Step 3: Accept, love and nurture yourself.

Sometimes, your guilt, your hurt, your misery can make you feel negative about your body. It could get very tempting to inflict the pain of your emotions onto your body. It would be a good idea to treat yourself as three different entities: your mind (that will be you), your heart and your body. Decide which of them is the epicenter of the hurt − that would mostly be your mind or your heart, or both − and utilize the remaining ones to support the rest through this dark time. Treat your three entities as each other’s best friends. If at least one of them is unscathed or protected, all three will eventually be fine.

One of the best medicines, after laughter, is sleep. (Anybody telling you otherwise has a long way to go.) Sleep regularly. Emotions can tire you out as easily as any physical activity.
Apart from that, eat properly. If you don’t feel hungry, fix three times − for breakfast, lunch and dinner − and eat substantial stuff (and not the low carb, low fat, low taste nonsense) on your own. Maybe you will be force-feeding, but it will take your body a long way.

Indulge in activities that you normally love. It is okay to feel happy. Your mind will try to tell you that you deserve to not be happy. But that is a lie. Ignore your mind: you have a right to feel happy for your heart and body. Read, go on walks, cook, sing, hum, paint − do things. Utilize your time. Nurture yourself. Take care of yourself. Love yourself through it. You deserve it.

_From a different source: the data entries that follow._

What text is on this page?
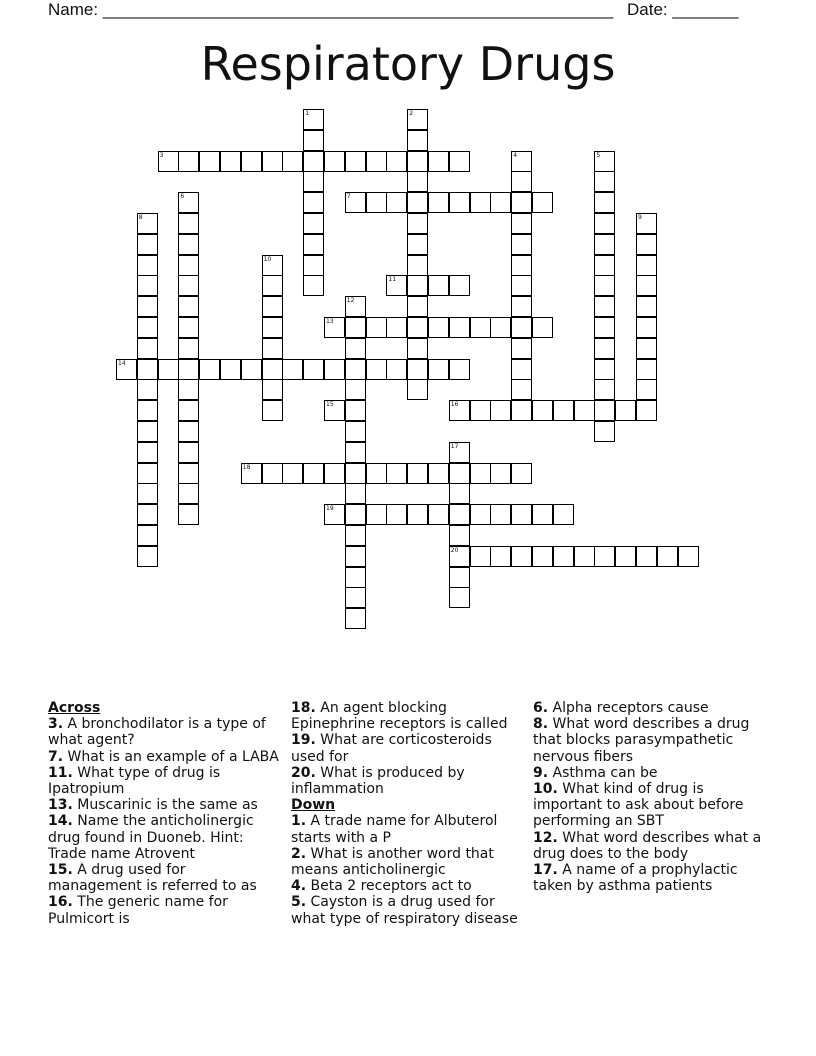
Name: ______________________________________________________ Date: _______
Respiratory Drugs
1	2
3	4	5
6	7
8	9
10
11
12
13
14
15	16
17
20
18
19
Across
3. A bronchodilator is a type of what agent?
7. What is an example of a LABA
11. What type of drug is Ipatropium
13. Muscarinic is the same as
14. Name the anticholinergic drug found in Duoneb. Hint: Trade name Atrovent
15. A drug used for management is referred to as
16. The generic name for Pulmicort is
18. An agent blocking Epinephrine receptors is called
19. What are corticosteroids used for
20. What is produced by inflammation
Down
1. A trade name for Albuterol starts with a P
2. What is another word that means anticholinergic
4. Beta 2 receptors act to
5. Cayston is a drug used for what type of respiratory disease
6. Alpha receptors cause
8. What word describes a drug that blocks parasympathetic nervous fibers
9. Asthma can be
10. What kind of drug is important to ask about before performing an SBT
12. What word describes what a drug does to the body
17. A name of a prophylactic taken by asthma patients
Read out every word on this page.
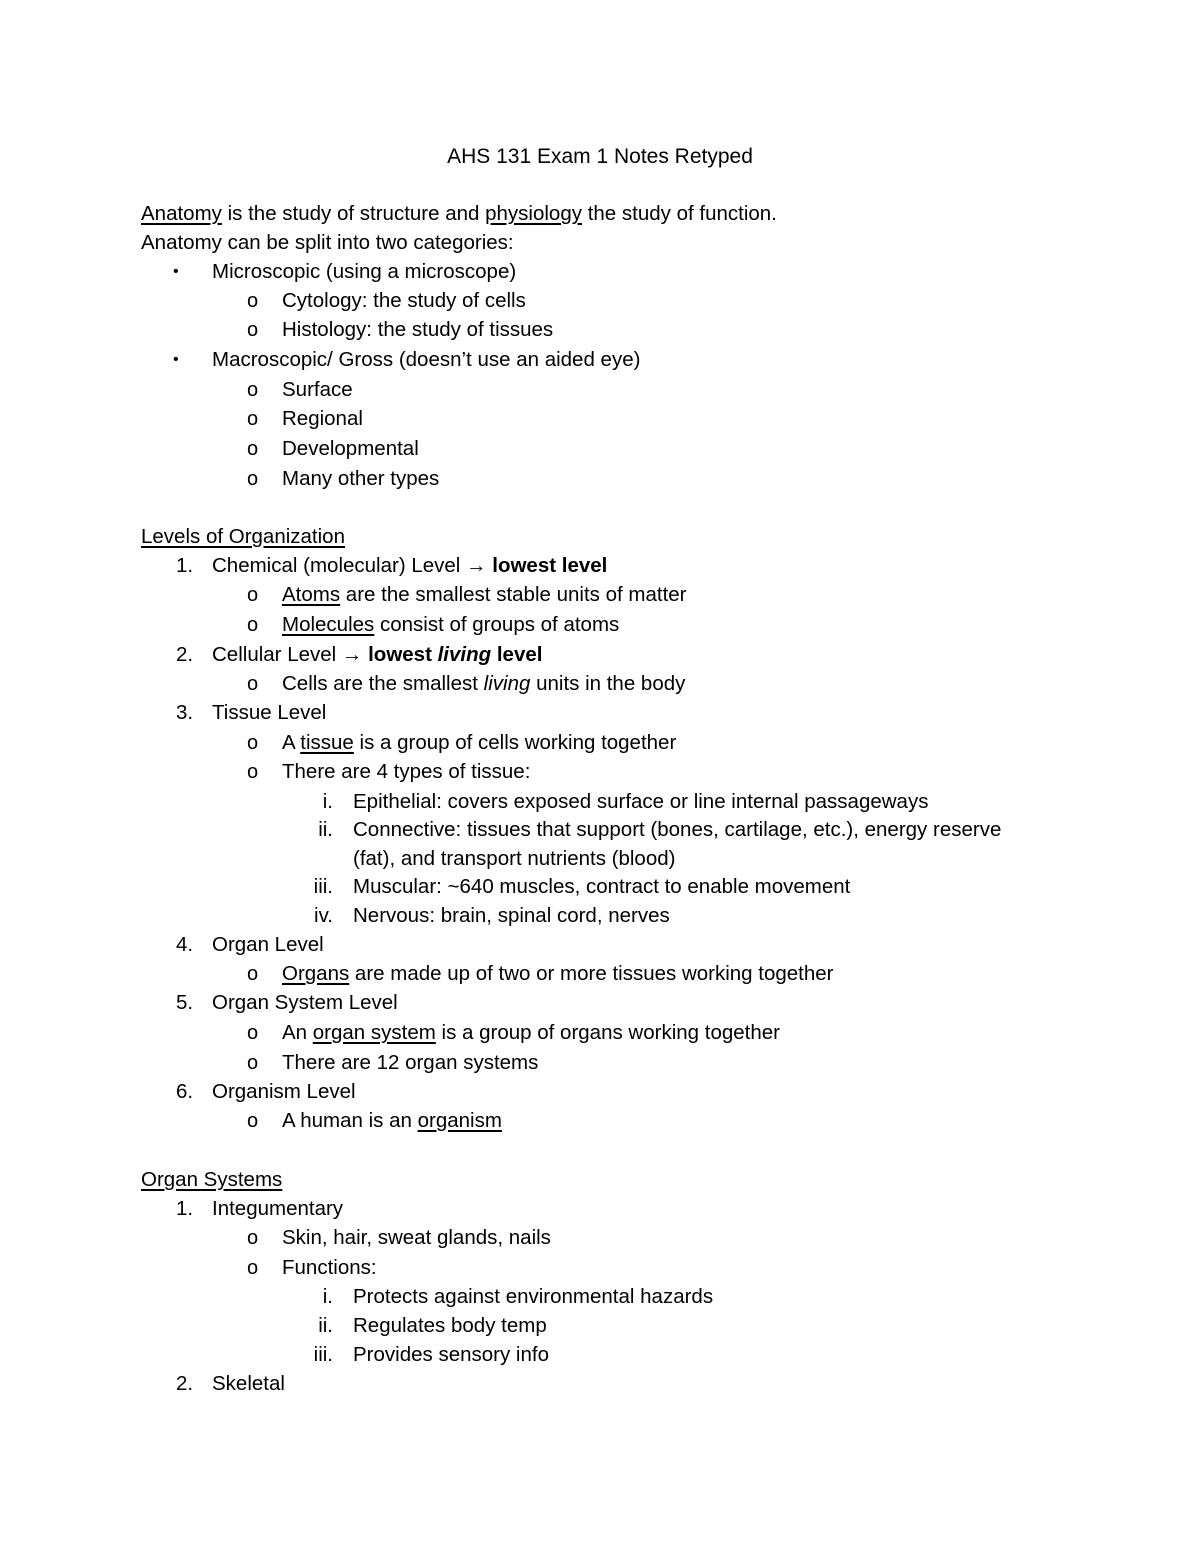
AHS 131 Exam 1 Notes Retyped
Anatomy is the study of structure and physiology the study of function.
Anatomy can be split into two categories:
• Microscopic (using a microscope)
o Cytology: the study of cells
o Histology: the study of tissues
• Macroscopic/ Gross (doesn’t use an aided eye)
o Surface
o Regional
o Developmental
o Many other types
Levels of Organization
1. Chemical (molecular) Level → lowest level
o Atoms are the smallest stable units of matter
o Molecules consist of groups of atoms
2. Cellular Level → lowest living level
o Cells are the smallest living units in the body
3. Tissue Level
o A tissue is a group of cells working together
o There are 4 types of tissue:
i. Epithelial: covers exposed surface or line internal passageways
ii. Connective: tissues that support (bones, cartilage, etc.), energy reserve
(fat), and transport nutrients (blood)
iii. Muscular: ~640 muscles, contract to enable movement
iv. Nervous: brain, spinal cord, nerves
4. Organ Level
o Organs are made up of two or more tissues working together
5. Organ System Level
o An organ system is a group of organs working together
o There are 12 organ systems
6. Organism Level
o A human is an organism
Organ Systems
1. Integumentary
o Skin, hair, sweat glands, nails
o Functions:
i. Protects against environmental hazards
ii. Regulates body temp
iii. Provides sensory info
2. Skeletal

Step 4: Forgive and forget.

An important part of moving on is to give up what is holding you back. The only way to do it is by forgiving whoever you believe is responsible for it. Be it somebody else, some event or even you yourself: everybody deserves to be forgiven. However big the offense seems to you, however hard it feels to let go of the hurt or guilt, however unfair it feels, just… let it go. That, essentially, is the best closure you will ever get. It is also the only way to forget its gory parts.

Step 5: Move on.

Life is supposed to be lived. Remember the three best friends (your mind, your heart, and your body)? They need to live − for each other. Remember All for one and one for all. Nothing that hasn’t killed you yet, can kill you even now. Moving on from a time as dark as this is the bravest thing you will ever do for yourself, and you must. It can only go uphill from here. There is so much to do, so much to see, so much to explore, so much to discover. And you can do it all.
You are the best superhero you will ever get to save yourself and those three best friends. Be it.